I guess I assumed that the manufacturer would specify the freq. range the driver could play like they do with door speakers but apparently I was wrong. Not the first time. I was wondering if my expectations of them playing down into the 20's was reasonable. I have audacity and thought I knew how to find the peak low freq of a given song but apparently I don't....I just want to be able to determine how low it can go and sound good as well as the best sounding bass freq for it. Right now, E-40's "Back in Business" is pretty much the hardest hitting/loudest song so far I just have no clue what freq it is.


----------



## sam3535 (Jan 21, 2007)

SQ Monte said:


> I guess I assumed that the manufacturer would specify the freq. range the driver could play like they do with door speakers but apparently I was wrong. Not the first time. I was wondering if my expectations of them playing down into the 20's was reasonable. I have audacity and thought I knew how to find the peak low freq of a given song but apparently I don't....I just want to be able to determine how low it can go and sound good as well as the best sounding bass freq for it. Right now, E-40's "Back in Business" is pretty much the hardest hitting/loudest song so far I just have no clue what freq it is.


Pop one in Jacob's recommended ported enclosure and tuning and it will go more than low enough for you. I ran mine in my ported "test box" of 1.4 cubic feet tuned to 28 and it was very impressive for a single 12" with 700 watts or so.


----------



## SQ Monte (Sep 12, 2009)

sam3535 said:


> Pop one in Jacob's recommended ported enclosure and tuning and it will go more than low enough for you. I ran mine in my ported "test box" of 1.4 cubic feet tuned to 28 and it was very impressive for a single 12" with 700 watts or so.


And therein lies the problem. He suggests the following

1.75 cu.ft. tuned to 30Hz
1 - 1.5 cu. ft. and tune higher for SPL applications
up to 2.25cu. ft. for lower power applications

So how do I determine which size I should use? I am of the impression that if i'm running around rms, stick to the normal size box. Overpowering, go a little smaller and underpowering go a little bigger. So do I go 1.5 and tune to 30 or 1.75 and tune to 30?


----------



## sam3535 (Jan 21, 2007)

SQ Monte said:


> 1.75 cu.ft. tuned to 30Hz


This for ported with around rms power on tap. That's assuming you want the exaggerated bottom end of a ported box tuned to 30.


----------



## SQ Monte (Sep 12, 2009)

sam3535 said:


> This for ported with around rms power on tap. That's assuming you want the exaggerated bottom end of a ported box tuned to 30.

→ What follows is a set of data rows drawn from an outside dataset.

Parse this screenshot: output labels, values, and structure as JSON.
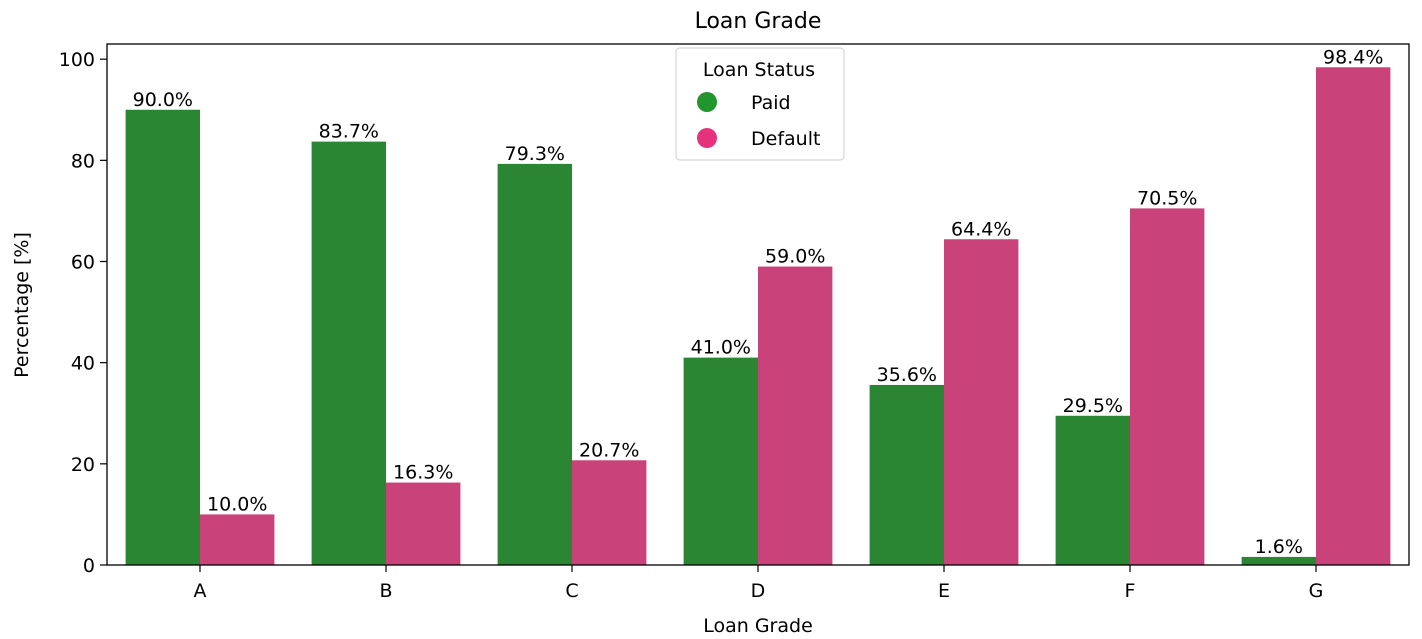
{
  "chart_data": {
    "type": "bar",
    "title": "Loan Grade",
    "xlabel": "Loan Grade",
    "ylabel": "Percentage [%]",
    "categories": [
      "A",
      "B",
      "C",
      "D",
      "E",
      "F",
      "G"
    ],
    "ylim": [
      0,
      103
    ],
    "yticks": [
      0,
      20,
      40,
      60,
      80,
      100
    ],
    "grid": false,
    "series": [
      {
        "name": "Paid",
        "color": "#2a8633",
        "values": [
          90.0,
          83.7,
          79.3,
          41.0,
          35.6,
          29.5,
          1.6
        ],
        "labels": [
          "90.0%",
          "83.7%",
          "79.3%",
          "41.0%",
          "35.6%",
          "29.5%",
          "1.6%"
        ]
      },
      {
        "name": "Default",
        "color": "#c94279",
        "values": [
          10.0,
          16.3,
          20.7,
          59.0,
          64.4,
          70.5,
          98.4
        ],
        "labels": [
          "10.0%",
          "16.3%",
          "20.7%",
          "59.0%",
          "64.4%",
          "70.5%",
          "98.4%"
        ]
      }
    ],
    "legend": {
      "title": "Loan Status",
      "placement": "top-center",
      "entries": [
        {
          "label": "Paid",
          "color": "#21962d"
        },
        {
          "label": "Default",
          "color": "#e6327a"
        }
      ]
    }
  }
}
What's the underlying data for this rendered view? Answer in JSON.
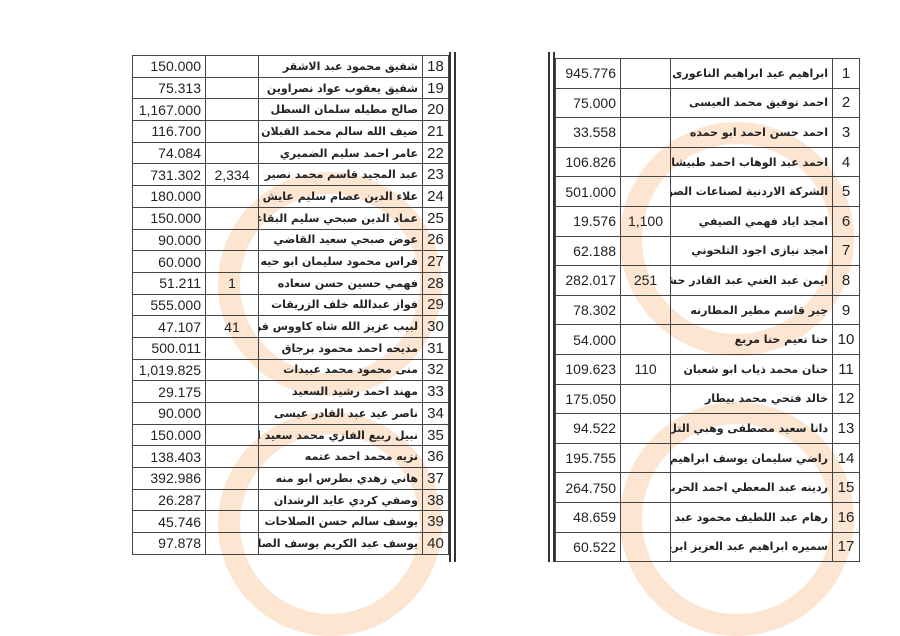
{
  "left_table": {
    "rows": [
      {
        "num": "18",
        "name": "شفيق محمود عبد الاشقر",
        "extra": "",
        "amount": "150.000"
      },
      {
        "num": "19",
        "name": "شفيق يعقوب عواد نصراوين",
        "extra": "",
        "amount": "75.313"
      },
      {
        "num": "20",
        "name": "صالح مطيله سلمان السطل",
        "extra": "",
        "amount": "1,167.000"
      },
      {
        "num": "21",
        "name": "ضيف الله سالم محمد القبلان",
        "extra": "",
        "amount": "116.700"
      },
      {
        "num": "22",
        "name": "عامر احمد سليم الضميري",
        "extra": "",
        "amount": "74.084"
      },
      {
        "num": "23",
        "name": "عبد المجيد قاسم محمد نصير",
        "extra": "2,334",
        "amount": "731.302"
      },
      {
        "num": "24",
        "name": "علاء الدين عصام سليم عايش",
        "extra": "",
        "amount": "180.000"
      },
      {
        "num": "25",
        "name": "عماد الدين صبحي سليم البقاعي",
        "extra": "",
        "amount": "150.000"
      },
      {
        "num": "26",
        "name": "عوض صبحي سعيد القاضي",
        "extra": "",
        "amount": "90.000"
      },
      {
        "num": "27",
        "name": "فراس محمود سليمان ابو حيه",
        "extra": "",
        "amount": "60.000"
      },
      {
        "num": "28",
        "name": "فهمي حسين حسن سعاده",
        "extra": "1",
        "amount": "51.211"
      },
      {
        "num": "29",
        "name": "فواز عبدالله خلف الزريقات",
        "extra": "",
        "amount": "555.000"
      },
      {
        "num": "30",
        "name": "لبيب عزيز الله شاه كاووس فرودي",
        "extra": "41",
        "amount": "47.107"
      },
      {
        "num": "31",
        "name": "مديحه احمد محمود برجاق",
        "extra": "",
        "amount": "500.011"
      },
      {
        "num": "32",
        "name": "منى محمود محمد عبيدات",
        "extra": "",
        "amount": "1,019.825"
      },
      {
        "num": "33",
        "name": "مهند احمد رشيد السعيد",
        "extra": "",
        "amount": "29.175"
      },
      {
        "num": "34",
        "name": "ناصر عيد عبد القادر عيسى",
        "extra": "",
        "amount": "90.000"
      },
      {
        "num": "35",
        "name": "نبيل ربيع الفازي محمد سعيد الحاج عبد",
        "extra": "",
        "amount": "150.000"
      },
      {
        "num": "36",
        "name": "نزيه محمد احمد عتمه",
        "extra": "",
        "amount": "138.403"
      },
      {
        "num": "37",
        "name": "هاني زهدي بطرس ابو منه",
        "extra": "",
        "amount": "392.986"
      },
      {
        "num": "38",
        "name": "وصفي كردي عايد الرشدان",
        "extra": "",
        "amount": "26.287"
      },
      {
        "num": "39",
        "name": "يوسف سالم حسن الصلاحات",
        "extra": "",
        "amount": "45.746"
      },
      {
        "num": "40",
        "name": "يوسف عبد الكريم يوسف الصالح",
        "extra": "",
        "amount": "97.878"
      }
    ]
  },
  "right_table": {
    "rows": [
      {
        "num": "1",
        "name": "ابراهيم عيد ابراهيم الناعورى",
        "extra": "",
        "amount": "945.776"
      },
      {
        "num": "2",
        "name": "احمد توفيق محمد العيسى",
        "extra": "",
        "amount": "75.000"
      },
      {
        "num": "3",
        "name": "احمد حسن احمد ابو حمده",
        "extra": "",
        "amount": "33.558"
      },
      {
        "num": "4",
        "name": "احمد عبد الوهاب احمد طبيشات",
        "extra": "",
        "amount": "106.826"
      },
      {
        "num": "5",
        "name": "الشركة الاردنية لصناعات الصوف الصخري",
        "extra": "",
        "amount": "501.000"
      },
      {
        "num": "6",
        "name": "امجد اياد فهمي الصيفي",
        "extra": "1,100",
        "amount": "19.576"
      },
      {
        "num": "7",
        "name": "امجد نيازى اجود التلحوني",
        "extra": "",
        "amount": "62.188"
      },
      {
        "num": "8",
        "name": "ايمن عبد الغني عبد القادر حشاش",
        "extra": "251",
        "amount": "282.017"
      },
      {
        "num": "9",
        "name": "جبر قاسم مطير المطارنه",
        "extra": "",
        "amount": "78.302"
      },
      {
        "num": "10",
        "name": "حنا نعيم حنا مربع",
        "extra": "",
        "amount": "54.000"
      },
      {
        "num": "11",
        "name": "حنان محمد ذياب ابو شعبان",
        "extra": "110",
        "amount": "109.623"
      },
      {
        "num": "12",
        "name": "خالد فتحي محمد بيطار",
        "extra": "",
        "amount": "175.050"
      },
      {
        "num": "13",
        "name": "دانا سعيد مصطفى وهبي التل",
        "extra": "",
        "amount": "94.522"
      },
      {
        "num": "14",
        "name": "راضي سليمان يوسف ابراهيم",
        "extra": "",
        "amount": "195.755"
      },
      {
        "num": "15",
        "name": "ردينه عبد المعطي احمد الحرباوي",
        "extra": "",
        "amount": "264.750"
      },
      {
        "num": "16",
        "name": "رهام عبد اللطيف محمود عبد الهادي",
        "extra": "",
        "amount": "48.659"
      },
      {
        "num": "17",
        "name": "سميره ابراهيم عبد العزيز ابريغيث",
        "extra": "",
        "amount": "60.522"
      }
    ]
  },
  "colors": {
    "border": "#444444",
    "watermark": "#f5a05a"
  }
}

I think i'm gonna tune a little higher this time, like between 32-34Hz...time will tell. 

I like the clean, accurate, punchy bass, but I like the loud, deep, boomy bass even better So I should do 1.75 per? Not a problem, my brother is gonna hook me up with some 5 ply birch and is gonna cut them for me too based on my cut sheet....I already have a design ready to go too


----------



## Oliver (Jun 25, 2007)

smaller box seems to be associated with tight punchy bass

larger box seems to be associated with low LOWS

Use a *subsonic* or infrasonic* filter *with a ported enclosure [* For overexcursion protection ]*.

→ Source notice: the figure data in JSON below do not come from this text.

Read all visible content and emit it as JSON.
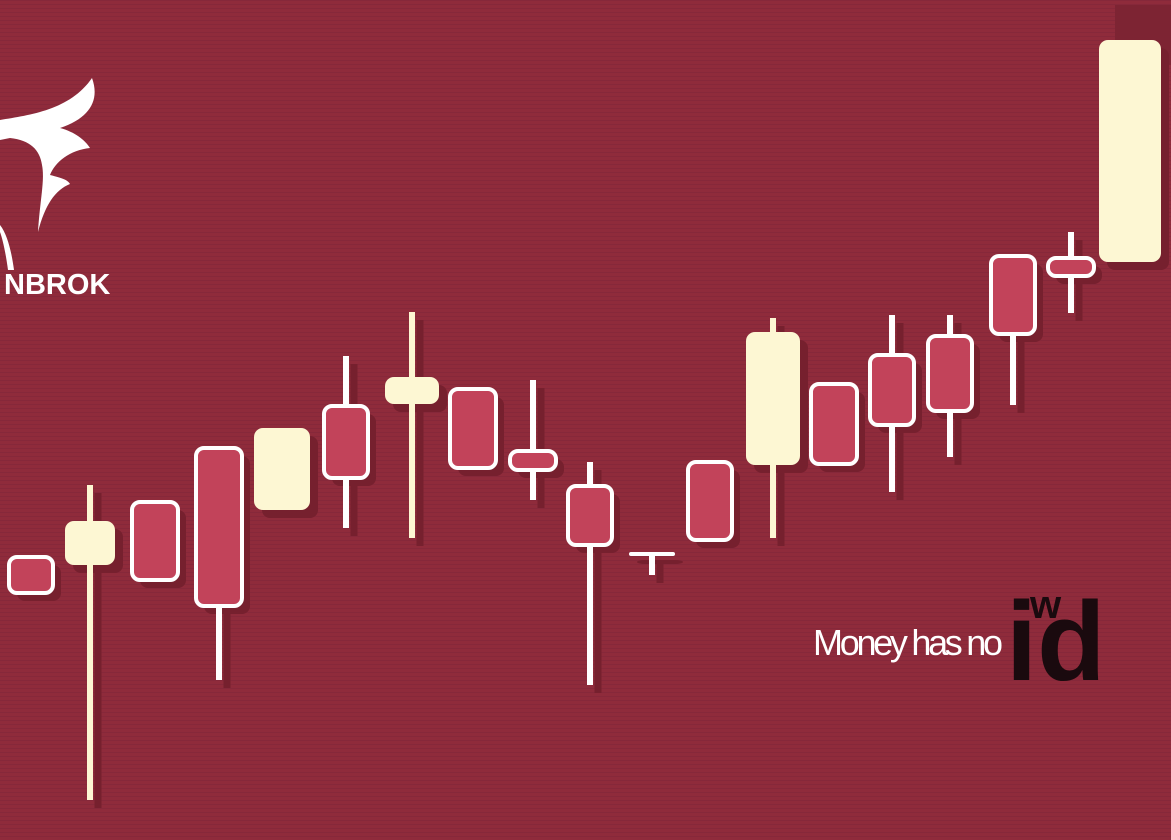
{
  "logo": {
    "text": "NBROK"
  },
  "slogan": {
    "lead": "Money has no",
    "emphasis": "id",
    "raised": "w"
  }
}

YouTube - 01 E-40 - Back In Business (www.nationofhiphop.net)


----------



## ChrisB (Jul 3, 2008)

I usually describe tight, punchy, bass as "no" bass.


----------



## SQ Monte (Sep 12, 2009)

a$$hole said:


> smaller box seems to be associated with tight punchy bass
> 
> larger box seems to be associated with low LOWS
> 
> ...


One of the hardest hitting songs on my new setup! Any idea how low that song is?


----------



## X69xPANCAKEx69X2 (Jul 1, 2021)

I got mine in a 4th order 2:1 tuned to 50hz, what do you think the peak range would be for that? 30-70? I currently have it set to 15-100, seems good but has alot of natural drop off, help me tune this to get the most out of the combo as possible? It's 1 12" @1200W


----------